Multi-factor authentication will require more than a shared secret; the real question here is about the human factors. What do we know about human behavior and passwords? Here are the top ten passwords:

  1. password
  2. 123456
  3. qwerty
  4. abc123
  5. letmein
  6. monkey
  7. myspace1
  8. password1
  9. blink182
  10. (your first name)

I’m somewhat surprised that “swordfish” didn’t make the list. Passwords and the shared secret authentication ceremony are a high friction point for users of the Network. The easier it is for me to remember and use my password, in most cases, the less secure it is. Even though it’s possible with most authentication systems to create a highly secure password, if I can’t remember it, I can’t use it. We’re in the early stages of imagining and building new identity architectures. Information Cards have potential to move beyond the current ceremony while building on a the wallet and card metaphor– but adoption seems to reside on the other side of the event horizon.

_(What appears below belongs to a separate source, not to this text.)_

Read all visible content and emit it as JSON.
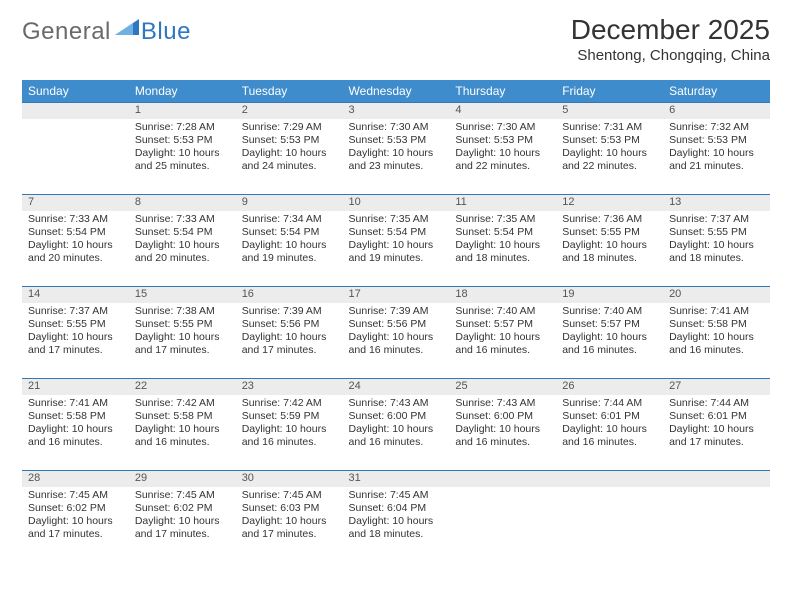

Ultimately internet identity and authentication ceremonies will be a social, cultural and political challenge. Systems can be built and standards can be established, but getting humans to use them is another matter all together. Evangelizing new identity ceremonies will be as simple and complex as answering the question: what’s in it for me? The Internet Identity movement needs to start taking a hard look at the human factors of these new systems. Richard Thaler offers this mnemonic device to recall the most important six principles:

  • iNcentives
  • Understanding Mappings
  • Defaults
  • Give feedback
  • Expect Error
  • Structure complex choices

The concept of Choice Architecture and the Nudge could play a large role in the success or failure of these systems. In the end, it will be humans who will either find value in these new identity architectures, or will, with a shrug of their shoulders, ask the community to please try again.